My mom was deaf so as soon as my brother was born, I became his voice. I would tell my mom when he was crying or asking for something.
As soon as I was old enough to put together sentences, I became my mom’s voice on the phone - often having to make calls about money and bills (which we never had enough of former and too many of the later).
Imagine being five years old and having to explain to the bank why the mortgage payment would be late. It was my responsibility to get the person on the other side to hear the point I was trying to make.
Later on, in middle and high school, the voice wasn’t mine but society’s expectations on how I should sound and what I should think.
It wasn’t just about speaking for others, but helping others be heard. It was part of my job as a college radio station DJ, as a sound engineer in Nashville, even as a communications director for local nonprofits.
It was never my voice. Never my words. Never what I believed.
And after four decades of speaking for others, I began to wonder if I could ever find my own voice.
How would I know if what I was saying was actually from my soul or just what I know clients want to hear?
How would I know if what I was writing was a part of my purpose or just another marketing tool that I learned from a copywriting expert?
How would I know if what I was putting out into the world truly reflected who I am and what I am here to do or just a string of trendy words that help me fit in?
Here’s what I have discovered...
The only way to find your voice is to put something out into the world and see how it feels.
(I know, it is a messy process. But a required step if you want to bring your big work into the world.)
Does it feel true? Yes, then good. Keep going down that path.
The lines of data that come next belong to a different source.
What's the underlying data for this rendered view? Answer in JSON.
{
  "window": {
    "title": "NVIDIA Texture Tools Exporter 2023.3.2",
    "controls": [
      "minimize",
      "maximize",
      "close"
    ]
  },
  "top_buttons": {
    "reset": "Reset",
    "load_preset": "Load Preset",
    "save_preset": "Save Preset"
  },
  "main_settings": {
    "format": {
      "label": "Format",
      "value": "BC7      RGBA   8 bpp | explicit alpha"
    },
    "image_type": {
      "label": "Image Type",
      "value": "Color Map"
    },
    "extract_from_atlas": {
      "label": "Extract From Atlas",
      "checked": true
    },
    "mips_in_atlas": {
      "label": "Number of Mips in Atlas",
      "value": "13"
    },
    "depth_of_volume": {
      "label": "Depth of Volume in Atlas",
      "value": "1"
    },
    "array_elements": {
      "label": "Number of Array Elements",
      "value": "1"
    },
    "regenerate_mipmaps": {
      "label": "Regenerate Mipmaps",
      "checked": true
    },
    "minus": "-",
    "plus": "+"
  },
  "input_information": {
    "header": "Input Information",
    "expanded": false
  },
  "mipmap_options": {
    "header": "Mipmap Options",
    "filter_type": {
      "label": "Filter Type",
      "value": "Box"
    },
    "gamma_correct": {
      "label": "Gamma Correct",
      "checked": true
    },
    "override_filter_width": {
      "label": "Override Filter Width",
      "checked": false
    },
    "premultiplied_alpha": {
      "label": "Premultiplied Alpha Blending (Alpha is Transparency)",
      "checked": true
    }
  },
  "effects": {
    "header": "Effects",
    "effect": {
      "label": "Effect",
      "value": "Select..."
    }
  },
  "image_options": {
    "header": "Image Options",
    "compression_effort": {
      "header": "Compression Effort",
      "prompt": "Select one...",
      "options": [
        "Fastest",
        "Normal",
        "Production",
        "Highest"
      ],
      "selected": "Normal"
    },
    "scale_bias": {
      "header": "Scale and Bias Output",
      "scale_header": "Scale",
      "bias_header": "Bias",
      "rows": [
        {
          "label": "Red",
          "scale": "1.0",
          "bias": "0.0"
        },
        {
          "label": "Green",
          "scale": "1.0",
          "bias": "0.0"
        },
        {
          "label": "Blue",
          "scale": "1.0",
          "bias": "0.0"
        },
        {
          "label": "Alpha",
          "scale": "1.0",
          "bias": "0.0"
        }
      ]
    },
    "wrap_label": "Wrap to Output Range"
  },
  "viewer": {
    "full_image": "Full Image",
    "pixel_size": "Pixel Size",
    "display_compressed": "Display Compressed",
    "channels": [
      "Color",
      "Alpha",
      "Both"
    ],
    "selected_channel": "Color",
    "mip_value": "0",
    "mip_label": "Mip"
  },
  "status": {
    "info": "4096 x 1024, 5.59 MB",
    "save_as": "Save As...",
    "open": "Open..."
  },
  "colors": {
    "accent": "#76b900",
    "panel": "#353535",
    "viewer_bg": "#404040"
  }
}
No, then evaluate what is not sitting with you and write about that and put it out there.
The more you show up and speak out, the more you are seen and heard, the clearer and stronger your voice gets.
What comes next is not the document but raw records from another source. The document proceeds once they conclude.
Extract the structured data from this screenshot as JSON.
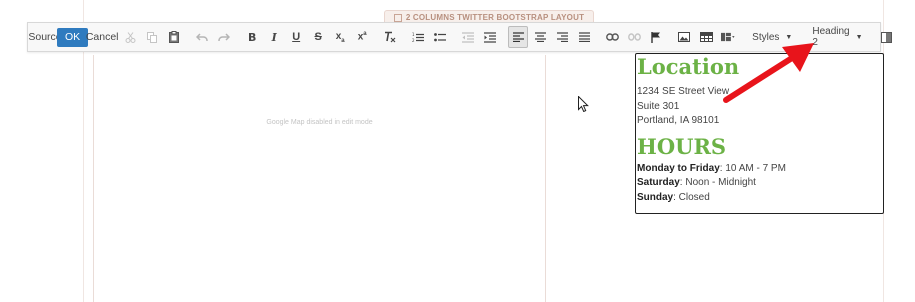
{
  "layout_tag": {
    "label": "2 COLUMNS TWITTER BOOTSTRAP LAYOUT"
  },
  "toolbar": {
    "source_label": "Source",
    "ok_label": "OK",
    "cancel_label": "Cancel",
    "styles_label": "Styles",
    "format_label": "Heading 2"
  },
  "map": {
    "placeholder": "Google Map disabled in edit mode"
  },
  "content": {
    "location_heading": "Location",
    "address_lines": [
      "1234 SE Street View",
      "Suite 301",
      "Portland, IA 98101"
    ],
    "hours_heading": "HOURS",
    "hours": [
      {
        "day": "Monday to Friday",
        "time": ": 10 AM - 7 PM"
      },
      {
        "day": "Saturday",
        "time": ": Noon - Midnight"
      },
      {
        "day": "Sunday",
        "time": ": Closed"
      }
    ]
  },
  "colors": {
    "heading_green": "#6cb246",
    "ok_blue": "#2f7bbf",
    "annotation_red": "#e8141b"
  },
  "icons": [
    "source-icon",
    "cut-icon",
    "copy-icon",
    "paste-icon",
    "undo-icon",
    "redo-icon",
    "bold-icon",
    "italic-icon",
    "underline-icon",
    "strikethrough-icon",
    "subscript-icon",
    "superscript-icon",
    "remove-format-icon",
    "numbered-list-icon",
    "bulleted-list-icon",
    "decrease-indent-icon",
    "increase-indent-icon",
    "align-left-icon",
    "align-center-icon",
    "align-right-icon",
    "justify-icon",
    "link-icon",
    "unlink-icon",
    "anchor-icon",
    "image-icon",
    "table-icon",
    "layout-icon",
    "maximize-icon"
  ]
}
And yes, it is scary to think that maybe others will be confused by your message.
After all, you are bound to get things wrong. Sure to write somethings that are from the ego instead of your soul’s truth.
It doesn’t matter.
You can’t expect to spend your whole life speaking from a place of fear, guilt, shame, belonging, and pride to then immediately be able to consistently and comfortably speak your truth.
It is a muscle that must be exercised.
Also because vulnerability hangover is real.
And sometimes people just don’t want to hear it.
Your truth isn’t always comfortable - for you or others.
But it must be spoken. It must be released into the world.
Because your voice matters. Your story matters. You matter.
Now more than ever. You must speak up. You must speak out.